I asked this same question(lead additive) a while back...and the replies I got stated that the lead is not needed because the valves and seats are hard enough. this was for an unopened 401 LR with 54k miles
Nick- Just so there is no confusion... The 300 is not a Nailhead, even though everyone here is giving you good advise and still applies to your engine. Especially at 9:1 compression ratio you shouldn't have any problem on pump gas. Just make sure your distributor timing is in good working order, and adjusted correctly. Erik
As Erik said, the 300 is not a nailhead. There's a small block forum that has a ton of good info on the smaller Buick engines. What has been posted so far is based on knowledge of the nailhead and basically that it was built with such a high nickle content in the iron, so that there's no need for hardened valve seats or lead additives. What you should consider is asking the same question of the small block guys to see if those engines were built with the same iron as the nailhead. If so, then the info is good. If not, you'll have other things to consider. Ed
William,,,, Pard,,,, if you dont get some zinc in that engine, it will be destroyed....some of the oils that we get nowdays do have some zinc in them, but not enough to protect a flat tappet engine....better to be safe than sorry... engines are expensive to build , not to mention all the work....:Smarty:
Hey Doc; Would that apply to my '71 Buick 350 in my '66 Lark also?

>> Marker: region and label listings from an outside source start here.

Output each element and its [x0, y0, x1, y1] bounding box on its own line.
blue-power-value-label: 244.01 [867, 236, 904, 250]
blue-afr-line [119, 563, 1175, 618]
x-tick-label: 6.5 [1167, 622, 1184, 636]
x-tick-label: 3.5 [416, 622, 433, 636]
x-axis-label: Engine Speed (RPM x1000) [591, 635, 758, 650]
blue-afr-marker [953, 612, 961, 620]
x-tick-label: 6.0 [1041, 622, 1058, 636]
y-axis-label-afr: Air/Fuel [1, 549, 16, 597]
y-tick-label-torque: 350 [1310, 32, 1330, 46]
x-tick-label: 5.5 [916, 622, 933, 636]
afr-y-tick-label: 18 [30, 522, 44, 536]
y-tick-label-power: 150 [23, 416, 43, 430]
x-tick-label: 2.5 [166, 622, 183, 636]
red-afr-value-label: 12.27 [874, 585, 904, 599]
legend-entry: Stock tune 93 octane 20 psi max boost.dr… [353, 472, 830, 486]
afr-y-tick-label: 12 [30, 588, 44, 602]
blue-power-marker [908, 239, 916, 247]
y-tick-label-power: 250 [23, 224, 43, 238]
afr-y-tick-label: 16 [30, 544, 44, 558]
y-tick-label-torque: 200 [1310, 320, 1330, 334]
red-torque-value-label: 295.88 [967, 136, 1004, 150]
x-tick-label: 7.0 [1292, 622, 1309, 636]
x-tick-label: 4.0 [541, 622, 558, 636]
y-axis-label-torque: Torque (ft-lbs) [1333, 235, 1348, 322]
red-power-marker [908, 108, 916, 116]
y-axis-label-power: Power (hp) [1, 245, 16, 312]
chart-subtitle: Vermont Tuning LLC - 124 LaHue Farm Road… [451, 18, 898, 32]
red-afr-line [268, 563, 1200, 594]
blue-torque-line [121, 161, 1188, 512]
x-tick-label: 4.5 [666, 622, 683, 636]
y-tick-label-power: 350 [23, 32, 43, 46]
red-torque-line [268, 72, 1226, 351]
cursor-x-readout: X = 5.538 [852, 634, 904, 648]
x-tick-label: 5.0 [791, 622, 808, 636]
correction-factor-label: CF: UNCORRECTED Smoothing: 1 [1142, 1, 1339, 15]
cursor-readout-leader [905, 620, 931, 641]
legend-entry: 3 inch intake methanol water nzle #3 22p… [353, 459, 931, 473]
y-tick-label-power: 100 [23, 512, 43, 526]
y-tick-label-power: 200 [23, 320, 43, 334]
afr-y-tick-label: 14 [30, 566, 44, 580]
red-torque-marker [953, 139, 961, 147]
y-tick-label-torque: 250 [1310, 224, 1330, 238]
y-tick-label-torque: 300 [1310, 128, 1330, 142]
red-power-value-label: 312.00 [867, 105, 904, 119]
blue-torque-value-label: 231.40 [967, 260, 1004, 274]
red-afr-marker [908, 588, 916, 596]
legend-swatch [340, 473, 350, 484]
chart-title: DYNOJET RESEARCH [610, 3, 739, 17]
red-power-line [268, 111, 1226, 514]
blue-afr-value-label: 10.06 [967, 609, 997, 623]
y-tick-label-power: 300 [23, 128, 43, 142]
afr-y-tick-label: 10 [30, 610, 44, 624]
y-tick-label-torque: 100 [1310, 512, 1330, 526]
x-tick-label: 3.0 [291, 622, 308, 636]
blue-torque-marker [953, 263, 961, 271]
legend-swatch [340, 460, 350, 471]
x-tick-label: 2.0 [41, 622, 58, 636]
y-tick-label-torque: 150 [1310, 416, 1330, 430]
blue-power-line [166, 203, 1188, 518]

It's a rebuilt crate motor running 10:1.
That would apply to any engine running a flat tappet cam from a 1902 chevy 4 banger to the last year that flat tappet engines were produced.... The oil companies took the zinc out to make the epa happy and did not tell the public about it.... some oils say they have zinc but dont have enough to completely protect an engine...so you got to protect your self....:Brow: :Brow:
How about using Valvoline racing oil? My local O'reilly store guy told me it has zinc in it. Price isn't bad.
Rich,,,, if it specifies flat tappet engines in the description.... but do you trust an oil companys description.... they are the ones who took the zinc out of the oil and did not tell the public.... and they did not continue to offer oil with zinc in it for those who had flat tappet engines...I would rather add the stuff to my oil, that way I know it has enough to do the job.... because if the oil fails the cost and labor to correct the situation will fall on you, not the oil company,,, they wont be there...
i was thinking of using the valvoline racing oil also. it says in one of the descriptions it is for older engines needing zink
The Valvoline stuff is ok to good, however there is better stuff out there. Just do some Googling. You'll even come across info on other forums where people have actually had an oil tested for it's zinc and phosphorus content. For what it's worth I'm running Royal Purple 10W-40. Alot of other guys on the forum are partial to Brad Penn. Either would be a good choice.
Mobil (Delvac) and the other companies still make oil with quantaties of ZDDP, it's in the oils they make for diesle engines. I know a guy who has 400,000 miles on a I-6 Jeep Cherokee and he uses Shell's Rotella in it. It's really inexpensive in gallons at Wal-Mart.